By John Arenas | May 20, 2013

The Workplace is Dead. Long Live the Workplace!

Happily, we are now in a world of cheap computing power and real-time access to information and expertise.  This has enabled small, entrepreneurial teams to reinvent entire industries with little more than their wits. The ability to innovate like this should make knowledge workers the most important, value-creating asset of any company.  Except for one thing, workers are not an asset. They are people.

Innovation starts and ends with the people who have the talent, aspirations, capacity for unreserved effort and willingness to risk failure.  Therefore, supporting these workers and teams is critical for achieving long term competitive advantage.  Yet, in the competition to attract and retain the most talented workers, companies are still offering obsolete workplaces with draconian command and control policies or they are busy creating new open seating plans in the misguided belief that rearranging the same uninspired workers into the latest collaborative formats will spur innovation.

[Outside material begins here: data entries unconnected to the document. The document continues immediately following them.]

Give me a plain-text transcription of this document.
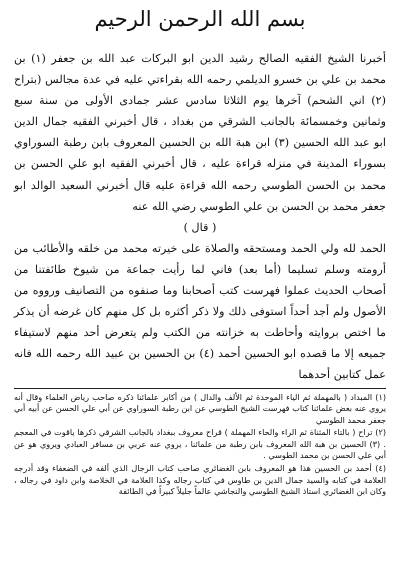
بسم الله الرحمن الرحيم

أخبرنا الشيخ الفقيه الصالح رشيد الدين ابو البركات عبد الله بن جعفر (١) بن محمد بن علي بن خسرو الديلمي رحمه الله بقراءتي عليه في عدة مجالس (بتراح (٢) اني الشحم) آخرها يوم الثلاثا سادس عشر جمادى الأولى من سنة سبع وثمانين وخمسمائة بالجانب الشرقي من بغداد ، قال أخبرني الفقيه جمال الدين ابو عبد الله الحسين (٣) ابن هبة الله بن الحسين المعروف بابن رطبة السوراوي بسوراء المدينة في منزله قراءة عليه ، قال أخبرني الفقيه ابو علي الحسن بن محمد بن الحسن الطوسي رحمه الله قراءة عليه قال أخبرني السعيد الوالد ابو جعفر محمد بن الحسن بن علي الطوسي رضي الله عنه

( قال )

الحمد لله ولي الحمد ومستحقه والصلاة على خيرته محمد من خلقه والأطائب من أرومته وسلم تسليما (أما بعد) فاني لما رأيت جماعة من شيوخ طائفتنا من أصحاب الحديث عملوا فهرست كتب أصحابنا وما صنفوه من التصانيف ورووه من الأصول ولم أجد أحداً استوفى ذلك ولا ذكر أكثره بل كل منهم كان غرضه أن يذكر ما اختص بروايته وأحاطت به خزانته من الكتب ولم يتعرض أحد منهم لاستيفاء جميعه إلا ما قصده ابو الحسين أحمد (٤) بن الحسين بن عبيد الله رحمه الله فانه عمل كتابين أحدهما

(١) المبداد ( بالمهملة ثم الياء الموحدة ثم الألف والدال ) من أكابر علمائنا ذكره صاحب رياض العلماء وقال أنه يروي عنه بعض علمائنا كتاب فهرست الشيخ الطوسي عن ابن رطبة السوراوي عن أبي علي الحسن عن أبيه أبي جعفر محمد الطوسي

(٢) تراح ( بالتاء المثناة ثم الراء والحاء المهملة ) قراح معروف ببغداد بالجانب الشرقي ذكرها ياقوت في المعجم . (٣) الحسين بن هبة الله المعروف بابن رطبة من علمائنا ، يروي عنه عربي بن مسافر العبادي ويروي هو عن أبي علي الحسن بن محمد الطوسي .

(٤) أحمد بن الحسين هذا هو المعروف بابن الغضائري صاحب كتاب الرجال الذي ألفه في الضعفاء وقد أدرجه العلامة في كتابه والسيد جمال الدين بن طاوس في كتاب رجاله وكذا العلامة في الخلاصة وابن داود في رجاله ، وكان ابن الغضائري استاذ الشيخ الطوسي والنجاشي عالماً جليلاً كبيراً في الطائفة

It’s not surprising that traditional corporate workplaces, which often have office utilization rates below 50%, have difficulty responding effectively to demand for a better way to work.  According to primary research sponsored by Serendipity Labs last year, workers feel they lack the mobility, wellness and work-life balance they need. The highest level unmet needs workers describe are for inspiration, autonomy, creative focus, and self actualization.  Indeed, delivering an inspirational experience is a very tall order for facilities managers to fill.  But by satisfying these higher level needs, the most talented workers and teams say they can excel at innovation, creativity and stretching to reach their potential.  Now that is a common goal among companies and their workforces!

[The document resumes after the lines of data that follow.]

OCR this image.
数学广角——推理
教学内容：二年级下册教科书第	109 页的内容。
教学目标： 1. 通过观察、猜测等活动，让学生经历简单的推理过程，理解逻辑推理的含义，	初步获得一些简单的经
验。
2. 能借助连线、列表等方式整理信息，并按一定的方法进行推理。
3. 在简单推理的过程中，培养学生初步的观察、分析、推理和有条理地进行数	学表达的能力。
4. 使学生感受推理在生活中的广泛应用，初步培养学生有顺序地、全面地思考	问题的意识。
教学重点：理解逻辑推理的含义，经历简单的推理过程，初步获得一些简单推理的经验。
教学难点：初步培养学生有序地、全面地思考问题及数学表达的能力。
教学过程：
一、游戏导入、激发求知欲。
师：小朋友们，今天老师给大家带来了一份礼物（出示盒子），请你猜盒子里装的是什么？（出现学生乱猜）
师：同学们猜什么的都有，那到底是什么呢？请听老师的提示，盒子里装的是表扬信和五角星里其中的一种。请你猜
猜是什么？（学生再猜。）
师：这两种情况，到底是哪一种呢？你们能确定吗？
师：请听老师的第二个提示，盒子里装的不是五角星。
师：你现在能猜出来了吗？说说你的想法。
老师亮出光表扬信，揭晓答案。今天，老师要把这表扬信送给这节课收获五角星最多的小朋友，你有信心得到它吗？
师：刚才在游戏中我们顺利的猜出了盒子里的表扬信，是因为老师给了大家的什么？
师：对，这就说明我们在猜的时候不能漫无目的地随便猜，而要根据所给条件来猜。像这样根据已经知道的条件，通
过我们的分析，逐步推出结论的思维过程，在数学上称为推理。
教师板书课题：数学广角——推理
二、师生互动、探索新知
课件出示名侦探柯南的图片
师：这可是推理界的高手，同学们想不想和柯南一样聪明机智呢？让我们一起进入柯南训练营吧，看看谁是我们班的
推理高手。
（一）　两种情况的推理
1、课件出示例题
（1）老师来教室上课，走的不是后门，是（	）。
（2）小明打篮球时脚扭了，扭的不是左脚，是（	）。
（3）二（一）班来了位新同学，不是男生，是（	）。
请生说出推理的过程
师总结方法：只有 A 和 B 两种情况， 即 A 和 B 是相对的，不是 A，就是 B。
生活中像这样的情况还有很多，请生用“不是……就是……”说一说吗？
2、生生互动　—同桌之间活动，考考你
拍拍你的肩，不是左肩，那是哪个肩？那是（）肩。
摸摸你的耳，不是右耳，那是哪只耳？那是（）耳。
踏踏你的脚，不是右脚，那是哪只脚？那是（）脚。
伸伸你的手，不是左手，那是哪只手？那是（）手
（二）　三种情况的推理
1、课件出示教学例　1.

In my recent talk at the Worktech13 conference in New York, I focused on the consumerization of the workplace and how commercial workplace offerings are proliferating in response to worker demand for more inspirational experiences.   In the past 5 years, hotel chains have invested over $6 billion dollars to create workplace experiences in their hotels; from new collaboration-friendly lobbies to high performance meeting venues designed to serve project teams.   The multi-billion dollar workplace-as-a-service (WaaS) industry, including business centers, coworking and other hybrids, is also creating new workplace offerings every day that compete to satisfy workers’ desire for autonomy and inspiration.

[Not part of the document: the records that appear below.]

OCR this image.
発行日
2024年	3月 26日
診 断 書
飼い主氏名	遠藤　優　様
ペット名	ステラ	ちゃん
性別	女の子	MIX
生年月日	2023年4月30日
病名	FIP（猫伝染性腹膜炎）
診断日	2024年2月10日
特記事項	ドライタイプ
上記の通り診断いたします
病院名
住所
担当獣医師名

For companies seeking to win hearts and minds of the most talented workers, it’s already too late for half measures, incrementalism, and watered down workplace pilot programs.  The time has passed for cheery memos from CEO‘s explaining how working from home (and personally shouldering the company’s real estate burden) will  provide worklife balance or how commuting every single day to the good old HQ to stay up to date on the latest office hub-bub will drive innovation.  The consumerized workplace is replacing the old ways of work as workers choose where when and how they get things done, every day.  The old workplace is dead.  Long live the inspirational workplace.